La semaine dernière, 14 procureurs généraux d’État, dont Andrea Campbell AG du Massachusetts, ont poursuivi la plateforme de médias sociaux TikTok pour avoir prétendument porté atteinte à la santé mentale de jeunes utilisateurs et collecté des informations à leur sujet avec son service en violation des lois étatiques et fédérales.
Alors qu’autrefois ce type d’action aurait été époustouflant, il est devenu quelque peu routinier ces dernières années alors que la bonne volonté générale envers les grandes technologies et les médias sociaux – autrefois salués comme une innovation finale pour résoudre toutes sortes de problèmes sociaux – s’est transformée en méfiance. . Des poursuites similaires ont visé Meta, la société mère de Facebook et Instagram, et Google, société mère de YouTube, entre autres sociétés.
C’est pour une bonne raison ; ces entreprises ont sans doute désormais plus d’influence mondiale que la plupart des pays. Ils fonctionnent efficacement comme des places publiques et des plateformes médiatiques internationales, avec des règles et des pratiques internes qui régissent la façon dont des milliards de personnes perçoivent la réalité et façonnent leur compréhension.
Comme nous l’avons vu ces dernières années, cette immense influence et une approche générale de non-intervention en matière de surveillance ne se combinent pas bien. Les plateformes ont été exploitées pour diffuser et cimenter tout, depuis la propagande politique des États étrangers jusqu’à la désinformation sur le changement climatique, en passant par le scepticisme à l’égard des vaccins, en passant par les contenus pro-anorexie et les documents explicites non consensuels, souvent ciblés et impliquant des adolescents.
En pratique, il est pratiquement impossible de modérer entièrement les plates-formes de milliards d’utilisateurs dans plusieurs langues de manière à éviter tous ces dommages potentiels, mais cela ne signifie pas que ces entreprises n’ont pas fait de mauvais choix qui n’ont fait qu’empirer les choses.

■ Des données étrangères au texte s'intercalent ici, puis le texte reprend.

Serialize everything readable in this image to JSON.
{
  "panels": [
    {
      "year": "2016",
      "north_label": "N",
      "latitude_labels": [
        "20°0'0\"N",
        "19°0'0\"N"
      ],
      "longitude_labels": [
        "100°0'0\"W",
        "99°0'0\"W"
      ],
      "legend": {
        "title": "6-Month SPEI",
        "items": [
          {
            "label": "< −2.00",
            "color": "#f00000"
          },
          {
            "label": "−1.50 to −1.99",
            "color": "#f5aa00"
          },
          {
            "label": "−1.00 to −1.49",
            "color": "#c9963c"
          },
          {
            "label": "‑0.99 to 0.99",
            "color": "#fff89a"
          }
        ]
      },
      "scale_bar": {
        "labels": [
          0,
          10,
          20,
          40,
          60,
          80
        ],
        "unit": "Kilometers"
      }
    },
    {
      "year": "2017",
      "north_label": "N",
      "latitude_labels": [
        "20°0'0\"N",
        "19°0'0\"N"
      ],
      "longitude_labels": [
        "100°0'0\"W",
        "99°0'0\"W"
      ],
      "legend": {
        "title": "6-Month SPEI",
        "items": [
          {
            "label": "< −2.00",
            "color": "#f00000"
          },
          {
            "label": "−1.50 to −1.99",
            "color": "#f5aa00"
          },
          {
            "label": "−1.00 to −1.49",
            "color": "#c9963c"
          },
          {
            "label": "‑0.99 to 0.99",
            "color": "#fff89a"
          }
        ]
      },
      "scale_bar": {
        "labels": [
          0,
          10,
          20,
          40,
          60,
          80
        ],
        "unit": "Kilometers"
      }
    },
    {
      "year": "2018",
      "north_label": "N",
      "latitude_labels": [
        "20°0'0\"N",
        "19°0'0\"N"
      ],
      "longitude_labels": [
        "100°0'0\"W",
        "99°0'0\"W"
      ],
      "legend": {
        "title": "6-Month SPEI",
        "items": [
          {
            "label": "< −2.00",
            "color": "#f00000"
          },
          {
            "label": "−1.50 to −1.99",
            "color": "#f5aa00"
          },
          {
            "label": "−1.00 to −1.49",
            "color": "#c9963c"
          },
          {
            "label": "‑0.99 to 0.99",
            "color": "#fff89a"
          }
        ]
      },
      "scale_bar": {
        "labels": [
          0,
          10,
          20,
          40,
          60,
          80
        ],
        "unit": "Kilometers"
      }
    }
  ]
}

Bien que de nombreuses inquiétudes concernant TikTok se soient concentrées sur sa propriété chinoise, ce n’est pas le problème ici, mais plutôt le fait qu’il cible de manière agressive les mineurs et rassemble des tonnes de données à leur sujet. La plate-forme est pratiquement conçue pour créer une dépendance, avec le défilement sans fin de la lecture automatique des vidéos et son penchant pour les bandes sonores virales et les tendances qui se cinglent les unes les autres.
Un nombre stupéfiant de 58 % de tous les adolescents de 13 à 17 ans déclarent qu’ils utilisent quotidiennement TikTok, et environ un cinquième déclare utiliser l’application « presque constamment ». Que cela plaise ou non, l’application a une énorme responsabilité envers eux, d’autant plus que la santé mentale des adolescents connaît un déclin précipité.
Il convient de souligner que cela ne signifie pas que toute la question du déclin de la santé mentale des adolescents peut être entièrement imputée à TikTok ou à toute autre plateforme de médias sociaux ; le problème est trop complexe et comporte trop de variables. Depuis la crise de la COVID-19, les adolescents souffrent d’une polarisation extrême, de la peur du changement climatique, de l’incertitude économique et d’une myriade d’autres facteurs. Mais les médias sociaux ont souvent tendance à amplifier ces facteurs, les rendant incontournables ou englobants, un multiplicateur de force de désespoir tout comme ils peuvent être un outil positif pour l’organisation et la construction d’une communauté.
Les poursuites judiciaires ne sont pas toujours une panacée, et nous ne dirons pas automatiquement que chaque recours recherché par les législateurs, les régulateurs et les procureurs généraux est idéal. Mais obliger ces entreprises à rendre des comptes est généralement une bonne chose, tout comme il a été utile d’apporter un éclairage supplémentaire via des rapports diligents, des actions de sensibilisation, des dénonciateurs et des enquêtes du Congrès, entre autres voies. Il existe un juste milieu à atteindre, qui nécessite un certain push-pull de la part d’entreprises plutôt habituées à faire les choses à leur manière.